Auto-scaling is made even more efficient through defined groups in the cloud, and the data tiering in S3 offers added advantages. By chopping files into manageable pieces, parallelism is achieved. Meanwhile, smaller files can be merged into larger objects, optimizing storage. Pretty neat!
The support extends to multi-AZ deployments, with the only current limitation being the non-movement of data closer to instances but apparently this is something which is being explored.
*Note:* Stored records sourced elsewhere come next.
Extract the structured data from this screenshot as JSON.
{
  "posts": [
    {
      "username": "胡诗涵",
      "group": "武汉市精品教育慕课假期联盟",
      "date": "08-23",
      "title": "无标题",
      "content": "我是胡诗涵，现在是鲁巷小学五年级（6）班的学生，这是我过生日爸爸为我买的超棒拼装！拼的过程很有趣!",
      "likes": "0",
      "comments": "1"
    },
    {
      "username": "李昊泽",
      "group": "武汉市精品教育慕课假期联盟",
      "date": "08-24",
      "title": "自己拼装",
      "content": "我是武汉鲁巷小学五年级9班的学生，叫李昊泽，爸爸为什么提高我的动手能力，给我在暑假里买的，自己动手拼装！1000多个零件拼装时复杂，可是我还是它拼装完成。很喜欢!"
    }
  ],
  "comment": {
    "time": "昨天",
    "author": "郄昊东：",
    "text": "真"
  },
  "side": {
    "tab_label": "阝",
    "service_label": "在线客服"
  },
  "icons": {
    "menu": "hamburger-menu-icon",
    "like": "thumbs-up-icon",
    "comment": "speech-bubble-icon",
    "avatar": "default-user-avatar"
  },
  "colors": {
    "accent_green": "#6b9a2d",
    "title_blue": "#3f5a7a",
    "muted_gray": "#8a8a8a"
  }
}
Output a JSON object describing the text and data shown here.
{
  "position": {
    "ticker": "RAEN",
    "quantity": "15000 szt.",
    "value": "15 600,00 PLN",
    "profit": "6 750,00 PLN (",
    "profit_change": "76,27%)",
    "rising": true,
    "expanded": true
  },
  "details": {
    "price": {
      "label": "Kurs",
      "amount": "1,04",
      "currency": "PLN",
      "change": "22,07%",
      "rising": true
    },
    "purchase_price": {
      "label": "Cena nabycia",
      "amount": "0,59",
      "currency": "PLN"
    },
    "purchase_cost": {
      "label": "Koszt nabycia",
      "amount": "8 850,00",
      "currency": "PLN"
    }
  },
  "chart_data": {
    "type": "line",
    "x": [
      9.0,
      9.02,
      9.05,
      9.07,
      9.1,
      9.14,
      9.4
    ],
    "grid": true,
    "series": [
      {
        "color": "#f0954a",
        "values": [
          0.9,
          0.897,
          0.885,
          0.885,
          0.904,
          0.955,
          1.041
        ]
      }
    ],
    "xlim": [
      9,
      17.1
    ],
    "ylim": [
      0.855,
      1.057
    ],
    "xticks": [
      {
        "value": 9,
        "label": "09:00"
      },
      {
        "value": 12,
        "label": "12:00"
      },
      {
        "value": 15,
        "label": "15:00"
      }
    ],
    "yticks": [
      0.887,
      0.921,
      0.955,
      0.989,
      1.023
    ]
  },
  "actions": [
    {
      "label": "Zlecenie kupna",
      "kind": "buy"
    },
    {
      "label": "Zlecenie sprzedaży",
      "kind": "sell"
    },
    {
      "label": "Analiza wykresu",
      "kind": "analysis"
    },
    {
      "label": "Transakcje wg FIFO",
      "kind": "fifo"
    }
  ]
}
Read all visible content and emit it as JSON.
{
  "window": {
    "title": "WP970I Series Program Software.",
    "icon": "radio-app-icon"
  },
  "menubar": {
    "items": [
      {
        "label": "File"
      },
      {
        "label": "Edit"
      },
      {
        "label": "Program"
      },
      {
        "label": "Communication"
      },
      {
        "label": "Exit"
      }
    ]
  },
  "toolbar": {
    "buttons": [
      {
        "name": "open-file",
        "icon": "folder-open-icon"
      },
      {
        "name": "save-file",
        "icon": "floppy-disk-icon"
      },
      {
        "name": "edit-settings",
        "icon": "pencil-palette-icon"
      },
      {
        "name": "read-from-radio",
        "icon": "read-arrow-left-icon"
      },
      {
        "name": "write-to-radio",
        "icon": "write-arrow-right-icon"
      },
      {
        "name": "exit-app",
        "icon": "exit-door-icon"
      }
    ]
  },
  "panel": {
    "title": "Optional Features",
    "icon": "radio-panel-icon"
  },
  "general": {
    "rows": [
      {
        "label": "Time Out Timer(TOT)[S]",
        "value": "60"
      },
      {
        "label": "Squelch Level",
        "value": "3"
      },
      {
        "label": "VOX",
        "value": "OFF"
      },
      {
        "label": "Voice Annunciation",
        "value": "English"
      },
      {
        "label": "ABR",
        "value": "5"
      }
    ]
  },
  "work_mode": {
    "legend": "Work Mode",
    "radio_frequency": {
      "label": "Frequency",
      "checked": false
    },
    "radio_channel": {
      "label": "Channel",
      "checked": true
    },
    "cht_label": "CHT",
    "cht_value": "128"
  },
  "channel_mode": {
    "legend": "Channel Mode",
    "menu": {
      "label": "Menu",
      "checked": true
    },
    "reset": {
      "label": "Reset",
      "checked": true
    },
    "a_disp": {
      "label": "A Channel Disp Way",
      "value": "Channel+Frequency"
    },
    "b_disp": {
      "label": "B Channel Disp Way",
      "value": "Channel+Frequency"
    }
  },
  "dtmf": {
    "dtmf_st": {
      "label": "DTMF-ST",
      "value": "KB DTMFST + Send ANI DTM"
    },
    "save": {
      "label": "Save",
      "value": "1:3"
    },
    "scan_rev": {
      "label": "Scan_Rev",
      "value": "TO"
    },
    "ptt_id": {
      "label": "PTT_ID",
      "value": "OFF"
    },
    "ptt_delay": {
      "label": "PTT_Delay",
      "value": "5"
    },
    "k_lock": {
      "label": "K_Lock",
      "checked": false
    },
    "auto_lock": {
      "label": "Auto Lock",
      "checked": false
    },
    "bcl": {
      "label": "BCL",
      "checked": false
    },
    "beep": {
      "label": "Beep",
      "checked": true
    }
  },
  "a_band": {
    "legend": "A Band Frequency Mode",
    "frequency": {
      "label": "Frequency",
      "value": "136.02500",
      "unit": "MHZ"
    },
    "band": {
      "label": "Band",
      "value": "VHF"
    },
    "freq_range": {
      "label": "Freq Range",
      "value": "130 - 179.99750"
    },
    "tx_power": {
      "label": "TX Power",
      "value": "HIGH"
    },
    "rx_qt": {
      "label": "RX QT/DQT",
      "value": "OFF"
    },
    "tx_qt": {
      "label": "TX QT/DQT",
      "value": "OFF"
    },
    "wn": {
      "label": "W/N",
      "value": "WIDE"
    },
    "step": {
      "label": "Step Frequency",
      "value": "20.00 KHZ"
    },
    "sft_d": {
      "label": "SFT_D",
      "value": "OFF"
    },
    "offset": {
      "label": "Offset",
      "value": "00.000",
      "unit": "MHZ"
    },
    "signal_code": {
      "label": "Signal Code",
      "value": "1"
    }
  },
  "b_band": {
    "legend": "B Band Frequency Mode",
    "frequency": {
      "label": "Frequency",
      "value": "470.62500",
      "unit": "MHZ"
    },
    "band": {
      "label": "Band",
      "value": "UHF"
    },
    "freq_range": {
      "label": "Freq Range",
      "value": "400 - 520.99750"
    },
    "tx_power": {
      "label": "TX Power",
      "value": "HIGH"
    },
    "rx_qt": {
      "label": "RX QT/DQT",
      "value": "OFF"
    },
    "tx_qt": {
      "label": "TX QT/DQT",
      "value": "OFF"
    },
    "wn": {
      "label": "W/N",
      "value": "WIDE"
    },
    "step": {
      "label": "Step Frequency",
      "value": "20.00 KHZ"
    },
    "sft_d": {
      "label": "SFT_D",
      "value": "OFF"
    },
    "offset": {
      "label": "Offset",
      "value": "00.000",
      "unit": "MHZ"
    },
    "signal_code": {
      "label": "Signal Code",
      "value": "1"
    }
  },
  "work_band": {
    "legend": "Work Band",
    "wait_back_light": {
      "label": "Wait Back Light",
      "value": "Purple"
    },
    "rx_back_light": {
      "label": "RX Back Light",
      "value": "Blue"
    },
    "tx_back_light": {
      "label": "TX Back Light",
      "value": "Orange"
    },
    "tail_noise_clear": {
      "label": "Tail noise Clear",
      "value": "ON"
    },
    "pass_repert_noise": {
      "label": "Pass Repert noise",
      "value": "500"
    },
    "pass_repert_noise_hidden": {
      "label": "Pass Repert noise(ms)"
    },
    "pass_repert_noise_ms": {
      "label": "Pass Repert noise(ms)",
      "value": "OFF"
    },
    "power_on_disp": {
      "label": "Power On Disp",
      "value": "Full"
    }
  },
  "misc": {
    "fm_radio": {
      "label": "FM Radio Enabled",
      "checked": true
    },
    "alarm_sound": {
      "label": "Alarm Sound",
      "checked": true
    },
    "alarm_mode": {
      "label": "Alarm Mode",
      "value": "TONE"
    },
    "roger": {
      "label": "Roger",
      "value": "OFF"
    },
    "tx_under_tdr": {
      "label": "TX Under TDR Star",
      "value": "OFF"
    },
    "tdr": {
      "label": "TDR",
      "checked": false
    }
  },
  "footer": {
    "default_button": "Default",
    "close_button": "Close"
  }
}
With robust solutions like AWS’s P4d and P5d instances, the core of these operations is fortified.
In case the cost is your priority you can always spin down the whole WEKA cluster with storing the data to your S3 or Azure Blob. Later if you spin up the cluster again it will re-hydrate the data from S3 and you are good to go. In conclusion, as AI/ML operations grow in complexity and demand, it’s vital for organizations to evaluate their storage solutions critically. Optimal performance isn’t just about computational power but ensuring that storage infrastructures can keep pace.